Plastelinowy „Esterhazy” Izabeli Plucińskiej oraz komputerowa „Metropia” Tarika Saleha otworzą 9 października Warszawski Międzynarodowy Festiwal Filmowy.
Pierwsza z animacji opowiada o upadku muru berlińskiego z perspektywy królików zamieszkujących strefę śmierci. Eksperymentująca z cyfrową grafiką „Metropia” jest futurystyczną wizją Europy poprzecinanej siecią metra.

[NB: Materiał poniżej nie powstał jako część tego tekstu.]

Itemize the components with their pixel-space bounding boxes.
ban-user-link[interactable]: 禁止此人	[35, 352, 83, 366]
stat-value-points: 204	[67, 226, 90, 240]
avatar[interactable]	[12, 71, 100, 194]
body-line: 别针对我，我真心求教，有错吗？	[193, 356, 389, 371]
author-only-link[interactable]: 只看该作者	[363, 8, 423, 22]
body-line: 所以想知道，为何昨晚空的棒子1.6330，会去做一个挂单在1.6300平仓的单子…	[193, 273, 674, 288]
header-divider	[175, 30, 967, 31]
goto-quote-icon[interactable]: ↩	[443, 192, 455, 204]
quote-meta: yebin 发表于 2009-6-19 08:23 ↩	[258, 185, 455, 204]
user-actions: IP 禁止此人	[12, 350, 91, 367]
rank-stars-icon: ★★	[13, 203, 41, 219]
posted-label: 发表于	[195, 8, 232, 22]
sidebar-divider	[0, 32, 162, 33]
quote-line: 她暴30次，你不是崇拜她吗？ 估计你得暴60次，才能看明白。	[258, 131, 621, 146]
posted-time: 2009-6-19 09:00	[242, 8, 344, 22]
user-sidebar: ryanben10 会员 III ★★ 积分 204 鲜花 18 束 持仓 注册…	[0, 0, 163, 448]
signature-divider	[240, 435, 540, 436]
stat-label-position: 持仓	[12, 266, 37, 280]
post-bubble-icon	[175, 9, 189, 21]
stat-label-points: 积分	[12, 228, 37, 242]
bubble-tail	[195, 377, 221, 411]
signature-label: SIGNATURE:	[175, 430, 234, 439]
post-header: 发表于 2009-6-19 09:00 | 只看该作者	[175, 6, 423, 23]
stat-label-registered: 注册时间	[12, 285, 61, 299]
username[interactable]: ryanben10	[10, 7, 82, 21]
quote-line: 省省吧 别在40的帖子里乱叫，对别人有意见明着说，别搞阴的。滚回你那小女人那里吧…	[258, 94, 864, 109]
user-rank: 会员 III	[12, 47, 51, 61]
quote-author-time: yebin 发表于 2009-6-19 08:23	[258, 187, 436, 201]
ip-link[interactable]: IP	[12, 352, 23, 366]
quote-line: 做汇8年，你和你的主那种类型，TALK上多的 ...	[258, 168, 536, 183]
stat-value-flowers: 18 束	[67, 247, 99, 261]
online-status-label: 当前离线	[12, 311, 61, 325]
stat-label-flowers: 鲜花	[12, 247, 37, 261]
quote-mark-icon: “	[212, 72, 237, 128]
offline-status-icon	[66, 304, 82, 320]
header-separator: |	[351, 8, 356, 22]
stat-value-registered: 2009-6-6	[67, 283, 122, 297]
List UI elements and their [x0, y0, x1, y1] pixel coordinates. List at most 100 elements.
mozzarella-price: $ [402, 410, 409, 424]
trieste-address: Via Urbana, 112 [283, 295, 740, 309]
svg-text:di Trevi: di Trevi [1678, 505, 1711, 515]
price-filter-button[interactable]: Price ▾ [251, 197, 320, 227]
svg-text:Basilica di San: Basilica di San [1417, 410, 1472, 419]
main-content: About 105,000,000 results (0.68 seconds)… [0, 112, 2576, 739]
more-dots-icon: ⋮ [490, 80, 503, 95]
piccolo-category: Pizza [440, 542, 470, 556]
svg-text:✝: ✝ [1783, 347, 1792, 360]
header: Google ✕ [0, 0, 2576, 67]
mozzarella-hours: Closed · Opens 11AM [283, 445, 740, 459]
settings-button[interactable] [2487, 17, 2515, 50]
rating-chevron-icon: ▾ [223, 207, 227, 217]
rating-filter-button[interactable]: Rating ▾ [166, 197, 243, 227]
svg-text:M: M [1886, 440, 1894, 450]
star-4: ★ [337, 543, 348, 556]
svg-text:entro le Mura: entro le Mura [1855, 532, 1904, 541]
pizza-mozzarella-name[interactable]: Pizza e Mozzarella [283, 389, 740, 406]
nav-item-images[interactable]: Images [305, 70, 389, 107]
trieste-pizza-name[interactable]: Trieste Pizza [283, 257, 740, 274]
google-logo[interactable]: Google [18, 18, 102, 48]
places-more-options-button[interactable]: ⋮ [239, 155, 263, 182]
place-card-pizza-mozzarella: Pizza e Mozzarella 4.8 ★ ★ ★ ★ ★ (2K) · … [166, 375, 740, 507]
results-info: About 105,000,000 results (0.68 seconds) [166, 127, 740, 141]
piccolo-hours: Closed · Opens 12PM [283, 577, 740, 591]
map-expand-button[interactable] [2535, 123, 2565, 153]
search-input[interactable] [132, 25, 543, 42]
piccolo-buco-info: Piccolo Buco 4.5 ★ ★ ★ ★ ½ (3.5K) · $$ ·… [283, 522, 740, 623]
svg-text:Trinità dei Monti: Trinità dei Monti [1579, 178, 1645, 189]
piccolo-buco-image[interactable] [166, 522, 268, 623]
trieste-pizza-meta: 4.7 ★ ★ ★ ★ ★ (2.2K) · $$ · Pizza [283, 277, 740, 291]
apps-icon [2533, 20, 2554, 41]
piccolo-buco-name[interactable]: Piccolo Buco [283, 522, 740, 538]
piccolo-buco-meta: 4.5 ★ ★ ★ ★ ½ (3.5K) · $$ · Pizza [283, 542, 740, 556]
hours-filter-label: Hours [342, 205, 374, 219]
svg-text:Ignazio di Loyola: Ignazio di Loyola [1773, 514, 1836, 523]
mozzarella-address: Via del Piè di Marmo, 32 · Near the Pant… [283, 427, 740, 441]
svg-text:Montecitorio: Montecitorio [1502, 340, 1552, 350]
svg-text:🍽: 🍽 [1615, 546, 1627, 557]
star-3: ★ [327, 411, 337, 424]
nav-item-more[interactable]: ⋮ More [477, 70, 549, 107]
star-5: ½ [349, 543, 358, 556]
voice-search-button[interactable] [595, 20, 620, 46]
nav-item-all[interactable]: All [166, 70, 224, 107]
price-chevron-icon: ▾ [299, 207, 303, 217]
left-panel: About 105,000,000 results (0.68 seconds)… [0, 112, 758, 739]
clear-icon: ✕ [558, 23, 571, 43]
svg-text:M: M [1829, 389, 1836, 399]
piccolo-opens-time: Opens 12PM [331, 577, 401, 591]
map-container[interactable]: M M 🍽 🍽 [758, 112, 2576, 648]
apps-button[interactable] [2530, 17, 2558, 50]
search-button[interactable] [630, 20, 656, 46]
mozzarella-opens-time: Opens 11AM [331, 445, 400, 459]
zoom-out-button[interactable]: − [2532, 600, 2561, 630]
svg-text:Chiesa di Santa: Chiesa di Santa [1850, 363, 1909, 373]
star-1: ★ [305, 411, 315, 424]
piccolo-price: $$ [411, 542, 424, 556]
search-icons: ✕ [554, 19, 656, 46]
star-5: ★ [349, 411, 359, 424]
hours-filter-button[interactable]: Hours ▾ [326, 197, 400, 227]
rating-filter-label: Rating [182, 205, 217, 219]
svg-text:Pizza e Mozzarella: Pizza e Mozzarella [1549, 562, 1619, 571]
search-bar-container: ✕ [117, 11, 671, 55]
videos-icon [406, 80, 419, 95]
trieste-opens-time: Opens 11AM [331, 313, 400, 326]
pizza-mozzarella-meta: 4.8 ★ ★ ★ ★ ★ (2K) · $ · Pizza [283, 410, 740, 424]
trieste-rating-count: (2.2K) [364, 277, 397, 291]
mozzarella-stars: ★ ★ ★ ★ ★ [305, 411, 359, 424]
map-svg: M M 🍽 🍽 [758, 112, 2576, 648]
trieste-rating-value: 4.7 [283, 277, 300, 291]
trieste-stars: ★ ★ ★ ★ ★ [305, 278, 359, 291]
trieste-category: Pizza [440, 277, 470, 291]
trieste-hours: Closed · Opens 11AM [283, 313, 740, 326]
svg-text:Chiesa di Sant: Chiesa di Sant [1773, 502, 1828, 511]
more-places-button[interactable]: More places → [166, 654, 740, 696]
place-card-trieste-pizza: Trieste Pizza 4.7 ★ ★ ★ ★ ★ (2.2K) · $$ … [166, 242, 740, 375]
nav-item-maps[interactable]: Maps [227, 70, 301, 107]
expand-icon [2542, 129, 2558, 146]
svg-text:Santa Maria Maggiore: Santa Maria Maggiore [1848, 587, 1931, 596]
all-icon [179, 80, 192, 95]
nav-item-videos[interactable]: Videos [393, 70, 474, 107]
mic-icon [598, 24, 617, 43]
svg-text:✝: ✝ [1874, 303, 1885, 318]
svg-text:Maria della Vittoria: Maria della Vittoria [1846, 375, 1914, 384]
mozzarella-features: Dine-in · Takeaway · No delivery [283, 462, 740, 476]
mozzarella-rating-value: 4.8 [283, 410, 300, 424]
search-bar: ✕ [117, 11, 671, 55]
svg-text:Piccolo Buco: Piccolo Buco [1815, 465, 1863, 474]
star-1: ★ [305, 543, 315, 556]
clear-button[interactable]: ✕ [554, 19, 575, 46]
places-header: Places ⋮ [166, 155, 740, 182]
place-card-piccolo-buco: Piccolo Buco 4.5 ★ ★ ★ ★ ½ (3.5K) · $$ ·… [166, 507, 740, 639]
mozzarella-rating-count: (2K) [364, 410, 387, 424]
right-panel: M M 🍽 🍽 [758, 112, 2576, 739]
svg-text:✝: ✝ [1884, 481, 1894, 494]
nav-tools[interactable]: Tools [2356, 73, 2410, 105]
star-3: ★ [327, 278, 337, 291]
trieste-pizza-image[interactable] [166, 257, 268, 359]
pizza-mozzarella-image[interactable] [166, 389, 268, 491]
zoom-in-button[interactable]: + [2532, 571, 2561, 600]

– Naturalnym przedłużeniem scenografii, która pojawi się na ekranie, będzie Sala Kongresowa, gdzie film pokażemy – mówi Stefan Laudyn, dyrektor WMFF.
Na zamknięcie przewidziano również akcent polski – oklaskiwane na ostatnim festiwalu w Gdyni „Zero” Pawła Borowskiego. Poza tym będzie można obejrzeć 150 filmów z 57 krajów oraz ponad 100 krótkometrażówek wybranych na najbardziej prestiżowych światowych festiwalach.
Z Wenecji pojawi się słynny „Lourdes” Jessiki Hausner, z Cannes m.in. „Fish Tank” Andrei Arnold i „Pragnienie” Park Chan-Wooka, z Berlina „Mamut” Lukasa Moodyssona, z Sundance: „The Girlfriend Experience” Stevena Soderbergha, zaś z Gdyni uhonorowany Złotymi Lwami „Rewers” Borysa Lankosza.